Traduction Saisset :

Or la nature humaine étant ainsi faite que chaque individu recherche avec la plus grande passion son bien particulier, regarde comme les lois les plus équitables celles qui lui sont nécessaires pour conserver et accroître sa chose, et ne défend l’intérêt d’autrui qu’autant qu’il croit par là même assurer son propre intérêt, il s’ensuit qu’il faut choisir des conseillers dont les intérêts particuliers soient liés au salut commun et à la paix publique. Et par conséquent il est évident que si on choisit un certain nombre de conseillers dans chaque genre ou classe de citoyens, toutes les mesures qui dans une assemblée ainsi composée auront obtenu le plus grand nombre de suffrages seront des mesures utiles à la majorité des sujets. Et quoique cette assemblée, formée d’une si grande quantité de membres, doive en compter beaucoup d’un esprit fort peu cultivé, il est certain toutefois que tout individu est toujours assez habile et assez avisé, quand il s’agit de statuer sur des affaires qu’il a longtemps pratiquées avec une grande passion. C’est pourquoi, si l’on n’élit pas d’autres membres que ceux qui auront exercé honorablement leur industrie jusqu’à cinquante ans, ils seront suffisamment capables de donner leurs avis sur des affaires qui sont les leurs, surtout si dans les questions d’une grande importance on leur donne du temps pour réfléchir. Ajoutez à cela qu’il s’en faut de beaucoup qu’une assemblée, pour être composée d’un petit nombre de membres, n’en renferme pas d’ignorants. Au contraire, elle est formée en majorité de gens de cette espèce, par cette raison que chacun y fait effort pour avoir des collègues d’un esprit épais qui votent sous son influence, et c’est ce qui n’arrive pas dans les grandes assemblées.

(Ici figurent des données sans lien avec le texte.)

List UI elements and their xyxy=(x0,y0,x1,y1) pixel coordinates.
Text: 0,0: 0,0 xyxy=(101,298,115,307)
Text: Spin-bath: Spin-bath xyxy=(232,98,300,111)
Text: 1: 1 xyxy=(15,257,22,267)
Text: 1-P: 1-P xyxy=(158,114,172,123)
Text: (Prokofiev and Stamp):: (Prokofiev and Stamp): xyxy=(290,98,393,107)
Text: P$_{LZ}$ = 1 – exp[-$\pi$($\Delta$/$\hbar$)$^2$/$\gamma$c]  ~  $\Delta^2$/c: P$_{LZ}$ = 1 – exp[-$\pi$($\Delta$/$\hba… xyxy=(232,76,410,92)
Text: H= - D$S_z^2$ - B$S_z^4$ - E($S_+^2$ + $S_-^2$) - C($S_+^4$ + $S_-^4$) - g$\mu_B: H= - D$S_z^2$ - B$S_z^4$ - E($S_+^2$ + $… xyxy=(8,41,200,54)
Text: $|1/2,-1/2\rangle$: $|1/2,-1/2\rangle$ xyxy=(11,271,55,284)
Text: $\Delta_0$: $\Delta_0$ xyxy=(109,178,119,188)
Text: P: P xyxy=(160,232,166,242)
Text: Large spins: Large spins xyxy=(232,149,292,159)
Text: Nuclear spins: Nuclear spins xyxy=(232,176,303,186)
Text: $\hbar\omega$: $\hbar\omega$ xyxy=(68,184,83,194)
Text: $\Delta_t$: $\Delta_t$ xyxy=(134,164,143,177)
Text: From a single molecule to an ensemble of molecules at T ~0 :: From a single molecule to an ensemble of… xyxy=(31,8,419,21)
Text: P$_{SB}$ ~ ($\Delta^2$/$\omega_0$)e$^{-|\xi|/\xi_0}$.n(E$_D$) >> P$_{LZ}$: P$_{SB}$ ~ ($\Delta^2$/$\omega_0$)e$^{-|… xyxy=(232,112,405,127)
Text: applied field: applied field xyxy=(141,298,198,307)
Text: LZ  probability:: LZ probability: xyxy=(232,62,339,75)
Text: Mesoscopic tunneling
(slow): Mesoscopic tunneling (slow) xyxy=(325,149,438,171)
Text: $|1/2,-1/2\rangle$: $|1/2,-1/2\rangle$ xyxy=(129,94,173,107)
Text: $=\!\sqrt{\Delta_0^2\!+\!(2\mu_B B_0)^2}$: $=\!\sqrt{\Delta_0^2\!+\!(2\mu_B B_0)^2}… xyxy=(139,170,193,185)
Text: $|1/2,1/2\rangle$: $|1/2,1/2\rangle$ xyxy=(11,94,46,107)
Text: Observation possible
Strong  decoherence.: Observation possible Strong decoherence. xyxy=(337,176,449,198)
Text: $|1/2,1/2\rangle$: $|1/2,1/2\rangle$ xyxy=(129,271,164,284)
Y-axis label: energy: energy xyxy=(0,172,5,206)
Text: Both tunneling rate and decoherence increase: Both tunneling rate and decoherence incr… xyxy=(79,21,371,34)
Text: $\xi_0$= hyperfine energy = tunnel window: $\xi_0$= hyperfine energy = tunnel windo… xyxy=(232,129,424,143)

Sed quia cum humana natura ita comparatum est, ut unusquisque suum privatum utile summo cum affectu quaerat, et illa iura aequissima esse iudicet, quae rei suae conservandae, et augendae necessaria esse, et alterius causam eatenus defendat, quatenus rem suam eo ipso stabilire credit, hinc sequitur consiliarios necessario debere eligi, quorum privatae res et utilitas a communi omnium salute et pace pendeant. Atque adeo patet, quod, si ex unoquoque civium genere sive classe aliquot eligantur, id maiori subditorum parti utile erit, quod in hoc concilio plurima habuerit suffragia. Et quamvis hoc concilium, quod ex adeo magno civium numero componitur, frequentari necessario debeat a multis rudi admodum ingenio ; hoc tamen certum est, unumquemque in negotiis, quae diu magno cum affectu exercuit, satis callidum atque astutum esse. Quapropter si nulli alii eligantur, nisi ii, qui ad quinquagesimum aetatis annum usque negotia sua sine ignominia exercuerunt, satis apti erunt, ut consilia res suas concernentia dare possint, praesertim si in rebus maioris ponderis tempus ad meditandum concedatur. Adde quod longe abest, ut concilium, quod paucis constat, a similibus non frequentetur. Nam contra maxima eius pars ex hominibus eiusmodi constat, quandoquidem unusquisque ibi maxime conatur socios habere bardos, qui ab ipsius ore pendeant, quod in magnis conciliis locum non habet.


[1Spinoza s’oppose ici à Hobbes. Voyez De Cive,Chap. X, X.